Porträt des bulgarischen Premiers Bojko Borissov (Foto: dapd)
Schlagkräftige Rhetorik: Premier Bojko BorissowBild: picture-alliance/dpa

Meinungsforscher Kolio Kolev ist überzeugt, dass die meisten Bulgaren ein hartes Durchgreifen akzeptieren würden und bereit seien, für eine vermeintliche Sicherheit ihre Bürgerrechte, die Freiheit und selbst den Rechtsstaat aufzugeben. Die Mehrheit der Befragten hätte nichts dagegen, wenn die Polizei ihre Rechte einschränken würde und fast ein Drittel unterstütze die Aussage: "Leute, die nicht die richtigen Ansichten und Überzeugungen haben, dürfen im Radio und im Fernsehen nicht zu Wort kommen."

"Hass gegen Eliten"

Kolio Kolev vermutet, dass hinter diesen Einstellungen Angst, sozialer Neid und der Trieb zur Rache stecken, "vor allem aber der Hass gegen die sogenannten Eliten - gegen die Reichen, gegen die Profiteure der politischen Wende von 1989, gegen das Establishment, gegen die Medien, gegen alle, die als anders wahrgenommen werden, ob Roma, Schwule oder Juden." Beobachter warnen, dass Bulgarien auf dem besten Wege sei, zu einer der problematischen Demokratien Südosteuropas zu werden - neben Ungarn und Rumänien.

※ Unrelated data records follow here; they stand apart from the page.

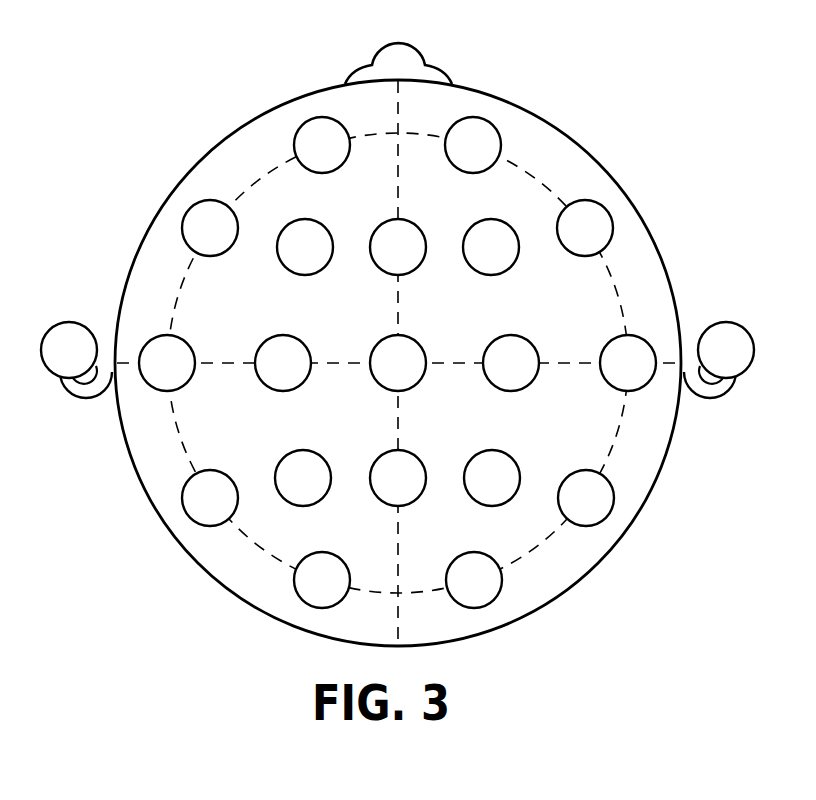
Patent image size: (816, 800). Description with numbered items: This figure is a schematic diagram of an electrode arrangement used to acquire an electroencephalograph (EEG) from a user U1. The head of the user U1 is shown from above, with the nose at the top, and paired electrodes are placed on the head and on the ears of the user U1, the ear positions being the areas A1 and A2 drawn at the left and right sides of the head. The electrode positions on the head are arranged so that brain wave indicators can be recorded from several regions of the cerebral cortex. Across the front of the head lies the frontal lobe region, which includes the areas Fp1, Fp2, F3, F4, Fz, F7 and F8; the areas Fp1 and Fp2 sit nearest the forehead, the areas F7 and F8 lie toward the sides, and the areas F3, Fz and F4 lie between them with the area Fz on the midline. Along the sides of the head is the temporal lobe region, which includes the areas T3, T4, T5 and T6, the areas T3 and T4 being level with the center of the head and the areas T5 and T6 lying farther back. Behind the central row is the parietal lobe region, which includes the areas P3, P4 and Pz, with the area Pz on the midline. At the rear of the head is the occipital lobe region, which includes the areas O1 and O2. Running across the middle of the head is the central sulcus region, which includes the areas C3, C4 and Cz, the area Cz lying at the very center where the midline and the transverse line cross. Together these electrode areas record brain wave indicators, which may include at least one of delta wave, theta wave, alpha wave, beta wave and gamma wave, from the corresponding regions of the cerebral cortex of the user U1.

The user U1 is at (597, 154).
The frontal lobe region area Fp1 is at (322, 145).
The frontal lobe region area Fp2 is at (473, 145).
The frontal lobe region area F7 is at (210, 228).
The frontal lobe region area F8 is at (585, 228).
The frontal lobe region area F3 is at (305, 247).
The frontal lobe region area Fz is at (398, 247).
The frontal lobe region area F4 is at (491, 247).
The temporal lobe region area T3 is at (167, 363).
The central sulcus region area C3 is at (283, 363).
The central sulcus region area Cz is at (398, 363).
The central sulcus region area C4 is at (511, 363).
The temporal lobe region area T4 is at (628, 363).
The temporal lobe region area T5 is at (210, 498).
The parietal lobe region area P3 is at (303, 478).
The parietal lobe region area Pz is at (398, 478).
The parietal lobe region area P4 is at (492, 478).
The temporal lobe region area T6 is at (586, 498).
The occipital lobe region area O1 is at (322, 580).
The occipital lobe region area O2 is at (474, 580).
The ear area A1 is at (69, 350).
The ear area A2 is at (726, 350).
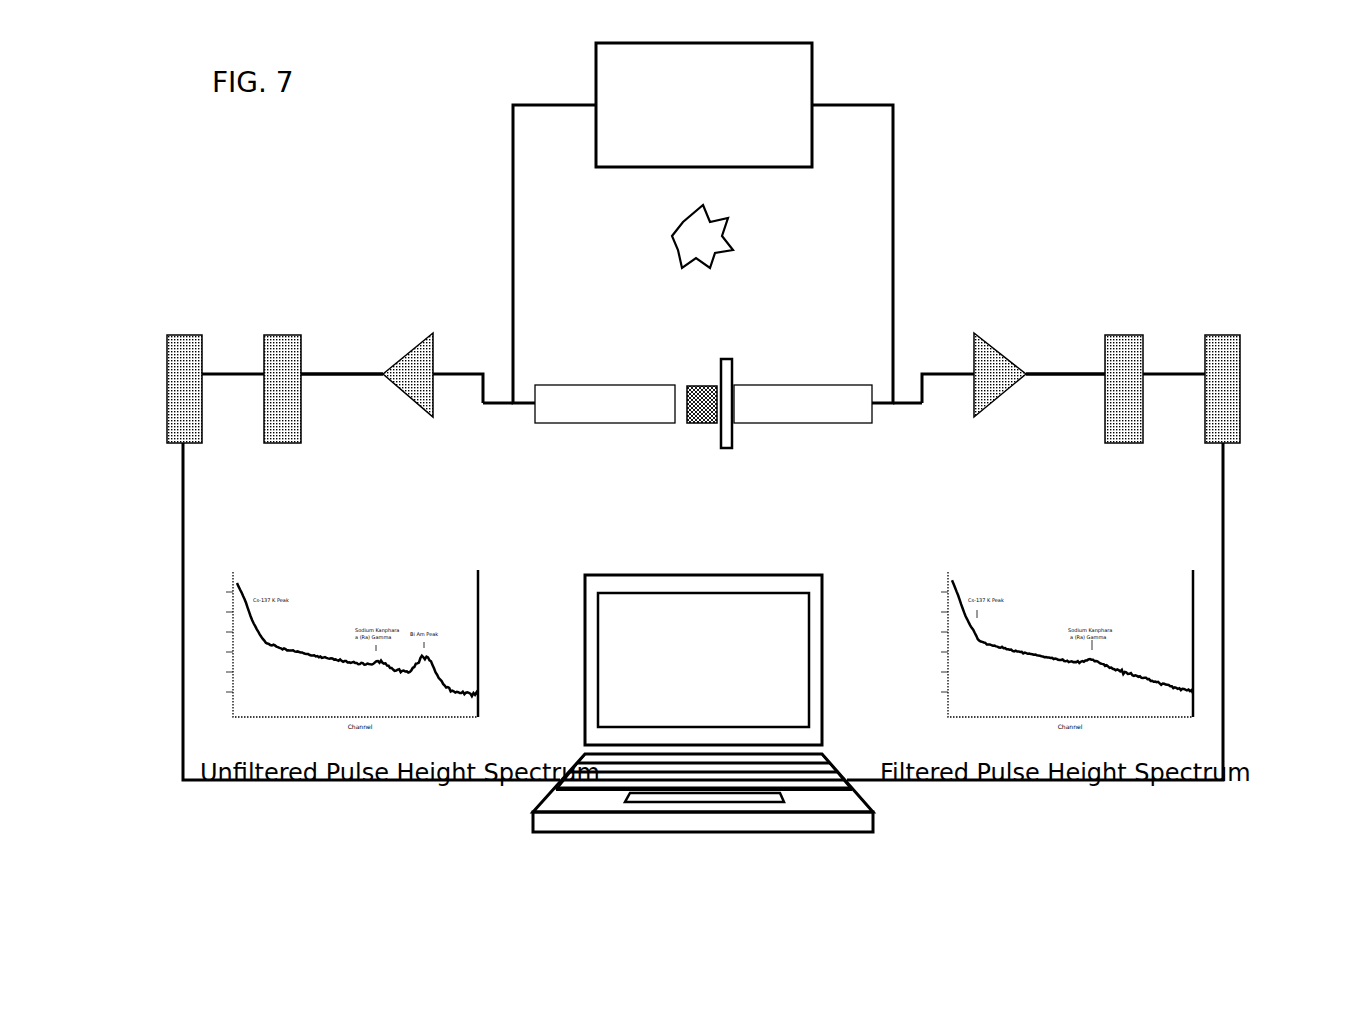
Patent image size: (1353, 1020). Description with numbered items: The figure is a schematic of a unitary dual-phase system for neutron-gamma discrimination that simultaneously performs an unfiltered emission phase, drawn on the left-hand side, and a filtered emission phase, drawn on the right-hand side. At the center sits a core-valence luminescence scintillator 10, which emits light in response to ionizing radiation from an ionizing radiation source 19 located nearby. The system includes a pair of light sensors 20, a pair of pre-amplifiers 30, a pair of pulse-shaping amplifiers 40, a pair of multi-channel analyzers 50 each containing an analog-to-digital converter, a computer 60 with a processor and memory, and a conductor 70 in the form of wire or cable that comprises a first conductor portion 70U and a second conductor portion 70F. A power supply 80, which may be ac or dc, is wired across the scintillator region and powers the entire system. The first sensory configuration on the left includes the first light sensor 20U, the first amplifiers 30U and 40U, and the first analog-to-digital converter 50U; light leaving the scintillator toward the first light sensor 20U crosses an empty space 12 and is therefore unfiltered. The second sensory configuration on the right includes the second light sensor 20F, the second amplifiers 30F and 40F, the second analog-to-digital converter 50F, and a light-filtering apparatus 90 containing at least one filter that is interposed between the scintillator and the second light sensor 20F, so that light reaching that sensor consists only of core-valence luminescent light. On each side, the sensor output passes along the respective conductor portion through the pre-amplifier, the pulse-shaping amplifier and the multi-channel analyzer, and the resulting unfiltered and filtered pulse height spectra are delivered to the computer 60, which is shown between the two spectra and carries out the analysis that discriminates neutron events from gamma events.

The power supply 80 is at (704, 105).
The ionizing radiation source 19 is at (702, 236).
The light-filtering apparatus 90 is at (727, 358).
The core-valence luminescence scintillator 10 is at (703, 383).
The empty space 12 is at (681, 420).
The light sensors 20 is at (703, 329).
The first light sensor 20U is at (620, 383).
The second light sensor 20F is at (781, 383).
The pre-amplifiers 30 is at (704, 326).
The first pre-amplifier 30U is at (410, 345).
The second pre-amplifier 30F is at (995, 345).
The pulse-shaping amplifiers 40 is at (700, 339).
The first pulse-shaping amplifier 40U is at (285, 333).
The second pulse-shaping amplifier 40F is at (1118, 333).
The multi-channel analyzers 50 is at (700, 339).
The first analog-to-digital converter 50U is at (183, 333).
The second analog-to-digital converter 50F is at (1220, 333).
The conductor 70 is at (703, 305).
The first conductor portion 70U is at (325, 370).
The second conductor portion 70F is at (1077, 370).
The computer 60 is at (703, 703).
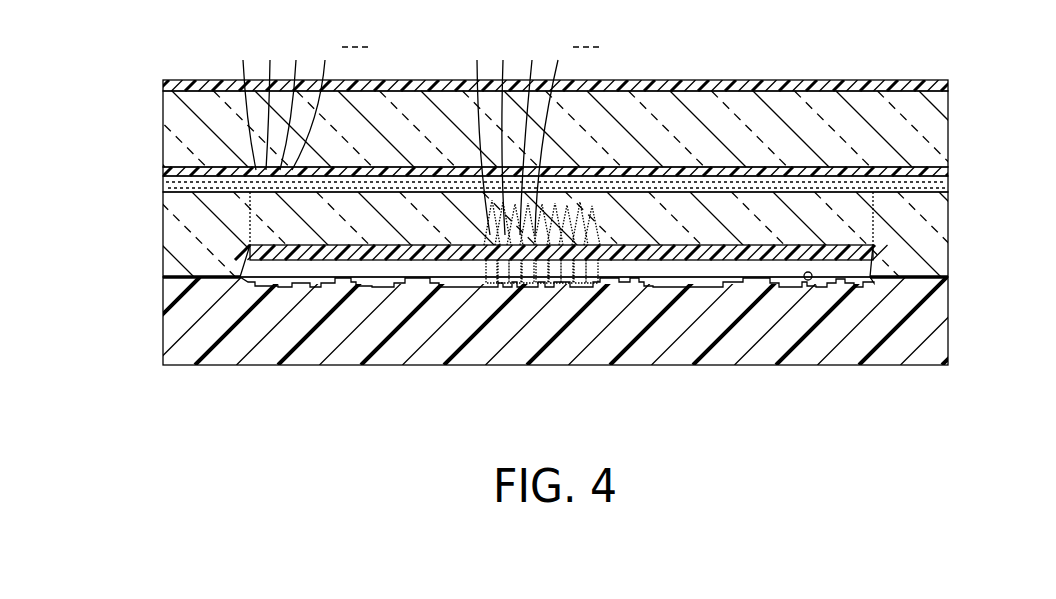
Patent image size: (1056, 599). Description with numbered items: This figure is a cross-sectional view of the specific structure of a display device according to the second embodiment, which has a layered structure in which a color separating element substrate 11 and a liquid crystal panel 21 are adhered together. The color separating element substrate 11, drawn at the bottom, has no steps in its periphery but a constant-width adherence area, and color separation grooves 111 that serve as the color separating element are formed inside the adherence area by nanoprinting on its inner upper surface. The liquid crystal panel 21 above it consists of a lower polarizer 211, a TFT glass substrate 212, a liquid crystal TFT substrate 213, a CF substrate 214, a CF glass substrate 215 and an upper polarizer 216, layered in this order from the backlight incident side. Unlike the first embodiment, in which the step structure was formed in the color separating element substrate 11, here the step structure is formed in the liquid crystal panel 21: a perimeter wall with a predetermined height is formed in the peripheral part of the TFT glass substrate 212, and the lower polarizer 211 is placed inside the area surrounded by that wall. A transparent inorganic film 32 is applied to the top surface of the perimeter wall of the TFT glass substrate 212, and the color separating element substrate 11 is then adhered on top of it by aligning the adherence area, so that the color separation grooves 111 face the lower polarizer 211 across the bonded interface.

The color separating element substrate 11 is at (571, 342).
The color separation groove 111 is at (810, 283).
The liquid crystal panel 21 is at (556, 161).
The lower polarizer 211 is at (728, 282).
The TFT glass substrate 212 is at (170, 233).
The liquid crystal TFT substrate 213 is at (163, 180).
The CF substrate 214 is at (162, 168).
The CF glass substrate 215 is at (163, 118).
The upper polarizer 216 is at (163, 82).
The transparent inorganic film 32 is at (163, 277).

Meinungsforscher Kolio Kolev Foto DW/G.Papakotchev
Meinungsforscher Kolio KolevBild: DW

Kurz nach dem Ende des Kommunismus (1989) befürwortete eine große Mehrheit der Bulgaren Demokratie und Marktwirtschaft - doch jetzt seien diese Konzepte fast schon verpönt, erklärt Meinungsforscher Kolev im Gespräch mit der DW. Der Soziologe Andrei Raitchev sieht diese Entwicklungen im Kontext der aktuellen Wirtschaftskrise: Auch in anderen europäischen Ländern seien Bürger geneigt, eine "harte Hand" zu akzeptieren: "Die Krise krempelt Einstellungen und Werte um. In solchen Zeiten sind viele überzeugt, die Probleme könnten eher durch mehr Sicherheit als durch mehr Freiheit gelöst werden."